I need to prove that S3 is a solvable group by providing an actual series, and demonstrating it via cycle notation. I am using S3, A3, e as my solvable series, but I do not know how to show it in cycle notation.
(I assume the subject should read "S3 solvable"?)
What exactly do you need to demonstrate with cycle notation? The normality of A3<S3? The abelian-ness of the quotient? Those are trivial by order considerations, as I'm sure you know.

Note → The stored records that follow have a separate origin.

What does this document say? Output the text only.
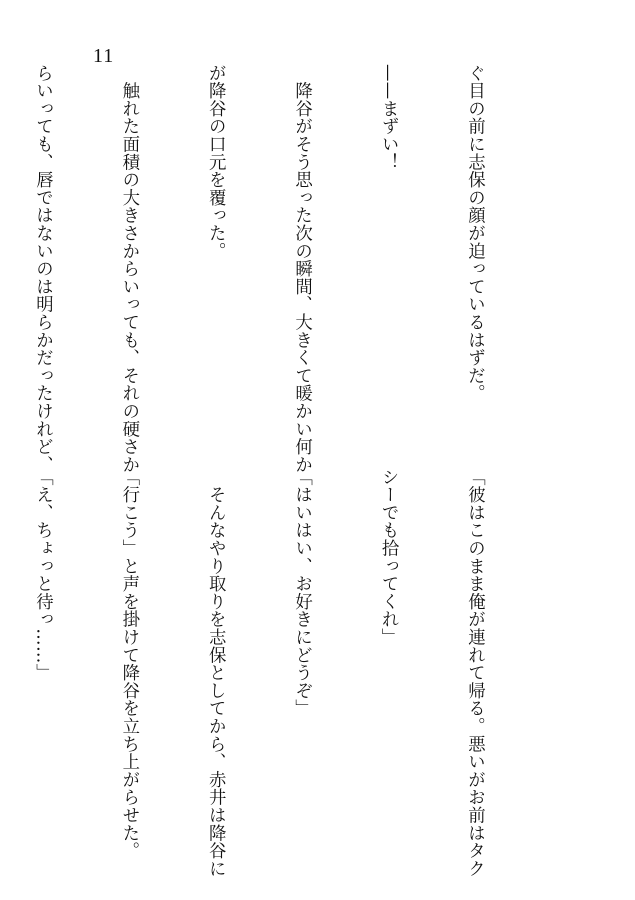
11

ぐ目の前に志保の顔が迫っているはずだ。

——まずい！

　降谷がそう思った次の瞬間、大きくて暖かい何か

が降谷の口元を覆った。

　触れた面積の大きさからいっても、それの硬さか

らいっても、唇ではないのは明らかだったけれど、

「彼はこのまま俺が連れて帰る。悪いがお前はタク

シーでも拾ってくれ」

「はいはい、お好きにどうぞ」

　そんなやり取りを志保としてから、赤井は降谷に

「行こう」と声を掛けて降谷を立ち上がらせた。

「え、ちょっと待っ……」
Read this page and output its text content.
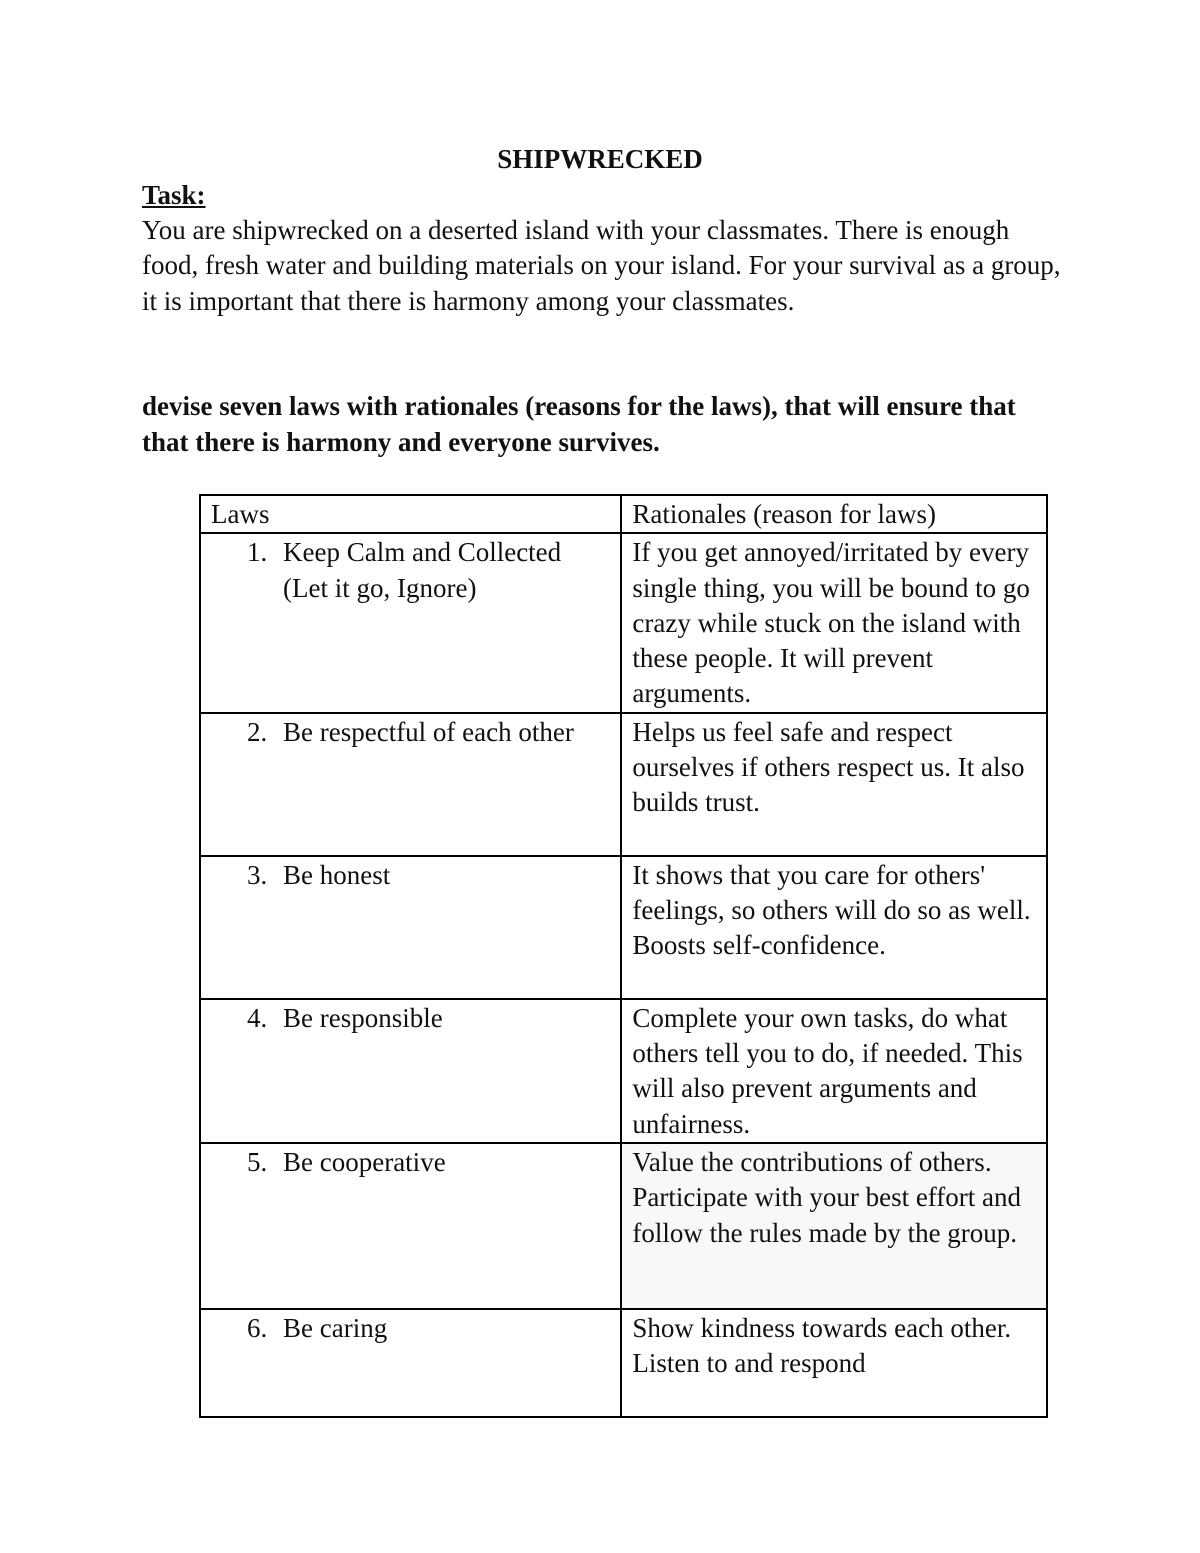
SHIPWRECKED
Task:
You are shipwrecked on a deserted island with your classmates. There is enough food, fresh water and building materials on your island. For your survival as a group, it is important that there is harmony among your classmates.
devise seven laws with rationales (reasons for the laws), that will ensure that that there is harmony and everyone survives.
Laws	Rationales (reason for laws)

1. Keep Calm and Collected (Let it go, Ignore)	If you get annoyed/irritated by every single thing, you will be bound to go crazy while stuck on the island with these people. It will prevent arguments.

2. Be respectful of each other	Helps us feel safe and respect ourselves if others respect us. It also builds trust.

3. Be honest	It shows that you care for others' feelings, so others will do so as well. Boosts self-confidence.

4. Be responsible	Complete your own tasks, do what others tell you to do, if needed. This will also prevent arguments and unfairness.

5. Be cooperative	Value the contributions of others. Participate with your best effort and follow the rules made by the group.

6. Be caring	Show kindness towards each other. Listen to and respond
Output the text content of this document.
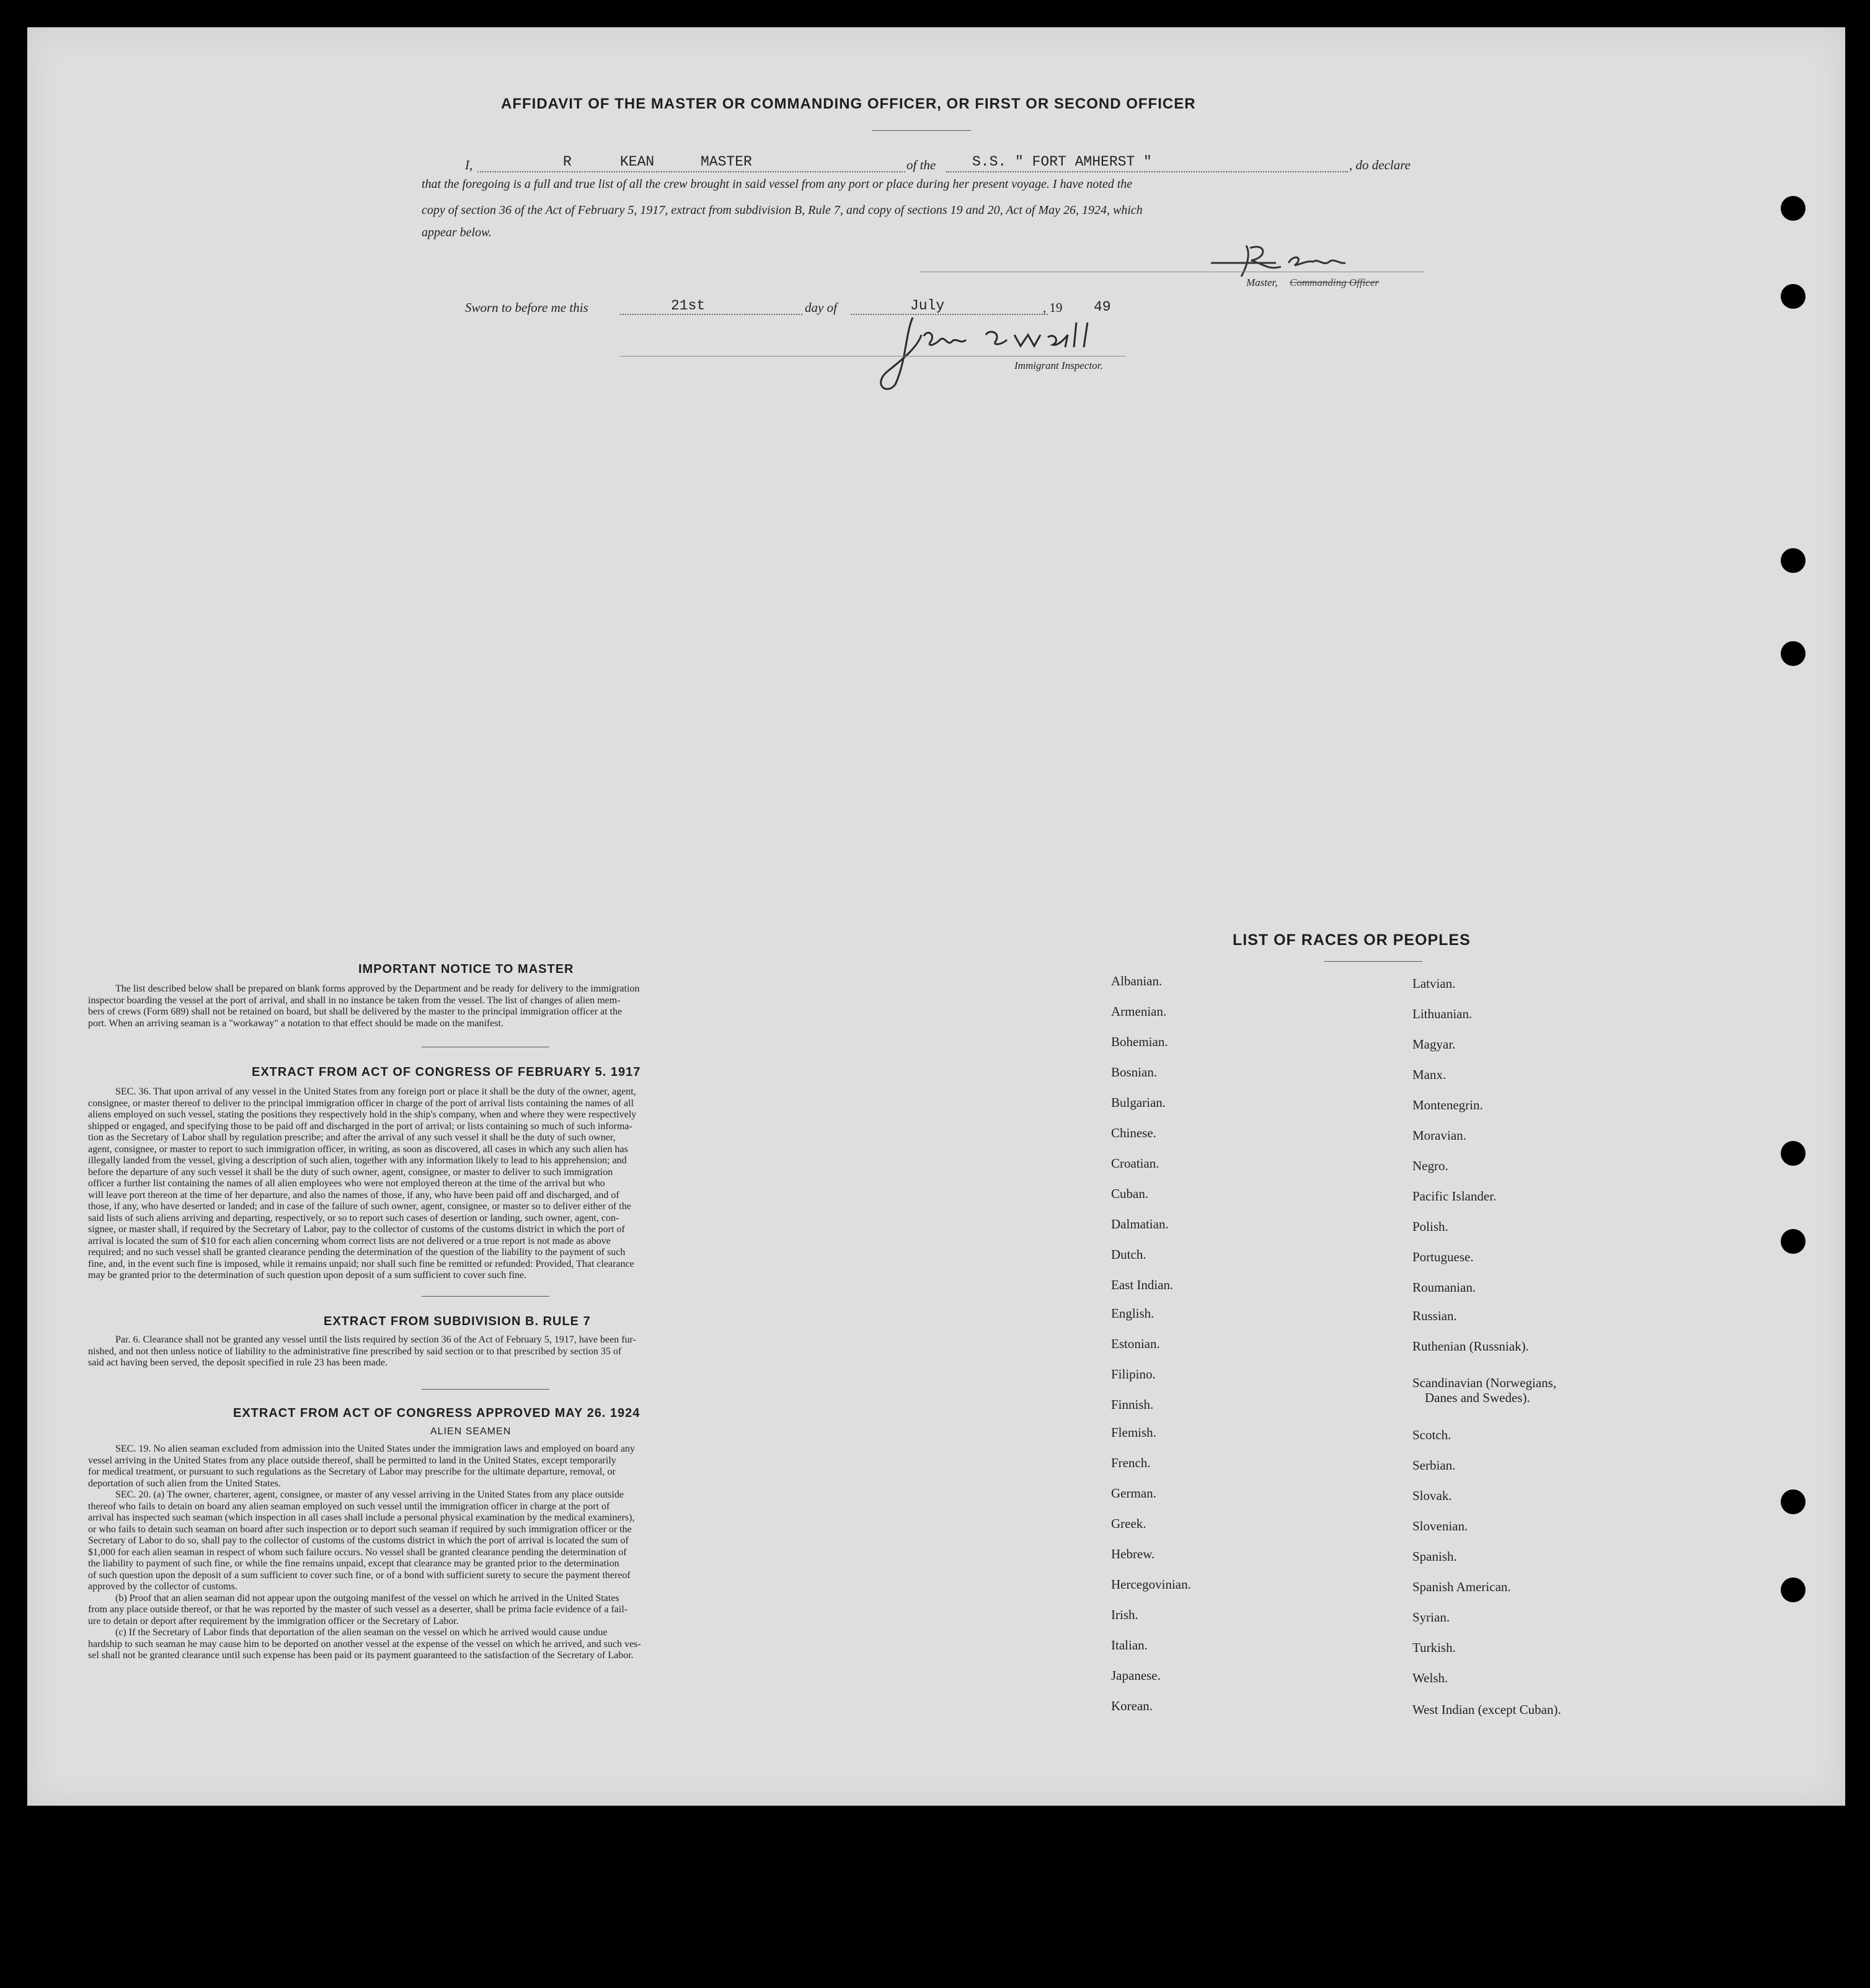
AFFIDAVIT OF THE MASTER OR COMMANDING OFFICER, OR FIRST OR SECOND OFFICER
I,	R	KEAN	MASTER	of the	S.S. " FORT AMHERST "	, do declare
that the foregoing is a full and true list of all the crew brought in said vessel from any port or place during her present voyage. I have noted the
copy of section 36 of the Act of February 5, 1917, extract from subdivision B, Rule 7, and copy of sections 19 and 20, Act of May 26, 1924, which
appear below.
Master, Commanding Officer
Sworn to before me this	21st	day of	July	, 19 49
Immigrant Inspector.
IMPORTANT NOTICE TO MASTER
The list described below shall be prepared on blank forms approved by the Department and be ready for delivery to the immigration
inspector boarding the vessel at the port of arrival, and shall in no instance be taken from the vessel. The list of changes of alien mem-
bers of crews (Form 689) shall not be retained on board, but shall be delivered by the master to the principal immigration officer at the
port. When an arriving seaman is a "workaway" a notation to that effect should be made on the manifest.
EXTRACT FROM ACT OF CONGRESS OF FEBRUARY 5. 1917
SEC. 36. That upon arrival of any vessel in the United States from any foreign port or place it shall be the duty of the owner, agent,
consignee, or master thereof to deliver to the principal immigration officer in charge of the port of arrival lists containing the names of all
aliens employed on such vessel, stating the positions they respectively hold in the ship's company, when and where they were respectively
shipped or engaged, and specifying those to be paid off and discharged in the port of arrival; or lists containing so much of such informa-
tion as the Secretary of Labor shall by regulation prescribe; and after the arrival of any such vessel it shall be the duty of such owner,
agent, consignee, or master to report to such immigration officer, in writing, as soon as discovered, all cases in which any such alien has
illegally landed from the vessel, giving a description of such alien, together with any information likely to lead to his apprehension; and
before the departure of any such vessel it shall be the duty of such owner, agent, consignee, or master to deliver to such immigration
officer a further list containing the names of all alien employees who were not employed thereon at the time of the arrival but who
will leave port thereon at the time of her departure, and also the names of those, if any, who have been paid off and discharged, and of
those, if any, who have deserted or landed; and in case of the failure of such owner, agent, consignee, or master so to deliver either of the
said lists of such aliens arriving and departing, respectively, or so to report such cases of desertion or landing, such owner, agent, con-
signee, or master shall, if required by the Secretary of Labor, pay to the collector of customs of the customs district in which the port of
arrival is located the sum of $10 for each alien concerning whom correct lists are not delivered or a true report is not made as above
required; and no such vessel shall be granted clearance pending the determination of the question of the liability to the payment of such
fine, and, in the event such fine is imposed, while it remains unpaid; nor shall such fine be remitted or refunded: Provided, That clearance
may be granted prior to the determination of such question upon deposit of a sum sufficient to cover such fine.
EXTRACT FROM SUBDIVISION B. RULE 7
Par. 6. Clearance shall not be granted any vessel until the lists required by section 36 of the Act of February 5, 1917, have been fur-
nished, and not then unless notice of liability to the administrative fine prescribed by said section or to that prescribed by section 35 of
said act having been served, the deposit specified in rule 23 has been made.
EXTRACT FROM ACT OF CONGRESS APPROVED MAY 26. 1924
ALIEN SEAMEN
SEC. 19. No alien seaman excluded from admission into the United States under the immigration laws and employed on board any
vessel arriving in the United States from any place outside thereof, shall be permitted to land in the United States, except temporarily
for medical treatment, or pursuant to such regulations as the Secretary of Labor may prescribe for the ultimate departure, removal, or
deportation of such alien from the United States.
SEC. 20. (a) The owner, charterer, agent, consignee, or master of any vessel arriving in the United States from any place outside
thereof who fails to detain on board any alien seaman employed on such vessel until the immigration officer in charge at the port of
arrival has inspected such seaman (which inspection in all cases shall include a personal physical examination by the medical examiners),
or who fails to detain such seaman on board after such inspection or to deport such seaman if required by such immigration officer or the
Secretary of Labor to do so, shall pay to the collector of customs of the customs district in which the port of arrival is located the sum of
$1,000 for each alien seaman in respect of whom such failure occurs. No vessel shall be granted clearance pending the determination of
the liability to payment of such fine, or while the fine remains unpaid, except that clearance may be granted prior to the determination
of such question upon the deposit of a sum sufficient to cover such fine, or of a bond with sufficient surety to secure the payment thereof
approved by the collector of customs.
(b) Proof that an alien seaman did not appear upon the outgoing manifest of the vessel on which he arrived in the United States
from any place outside thereof, or that he was reported by the master of such vessel as a deserter, shall be prima facie evidence of a fail-
ure to detain or deport after requirement by the immigration officer or the Secretary of Labor.
(c) If the Secretary of Labor finds that deportation of the alien seaman on the vessel on which he arrived would cause undue
hardship to such seaman he may cause him to be deported on another vessel at the expense of the vessel on which he arrived, and such ves-
sel shall not be granted clearance until such expense has been paid or its payment guaranteed to the satisfaction of the Secretary of Labor.
LIST OF RACES OR PEOPLES
Albanian.
Armenian.
Bohemian.
Bosnian.
Bulgarian.
Chinese.
Croatian.
Cuban.
Dalmatian.
Dutch.
East Indian.
English.
Estonian.
Filipino.
Finnish.
Flemish.
French.
German.
Greek.
Hebrew.
Hercegovinian.
Irish.
Italian.
Japanese.
Korean.
Latvian.
Lithuanian.
Magyar.
Manx.
Montenegrin.
Moravian.
Negro.
Pacific Islander.
Polish.
Portuguese.
Roumanian.
Russian.
Ruthenian (Russniak).
Scandinavian (Norwegians,
Danes and Swedes).
Scotch.
Serbian.
Slovak.
Slovenian.
Spanish.
Spanish American.
Syrian.
Turkish.
Welsh.
West Indian (except Cuban).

Is it just an exercise in composing permutations?
The only relevance of cycle notation that I can see is if you're expected to go through element-by-element and show that A3 is closed under conjugation by elements of S3, and that S3/A3 is abelian. ...which seems like a terrible waste of time since both results are immediate from [S3:A3]=2 and |A3|=3.
well, conjugation preserves cycle decomposition.
the elements of A3 must be either: a) the identity, or b) a 3-cycle.
since conjugation preserves cycle decomposition, this immediately shows that A3 is normal.
for example, σ(a b c)σ^-1 = (σ(a) σ(b) σ(c)).
so we can start our composition series like so: S3 > A3, and S3/A3 has order 2, so it is necessarily abelian.
but |A3| = 3, since the 3 elements of A3 are: {e, (1 2 3), (1 3 2)}, and 3 is prime, so A3 is cyclic, and thus abelian.
therefore S3 > A3 > {e} is a composition series where every factor is abelian, so S3 is solvable.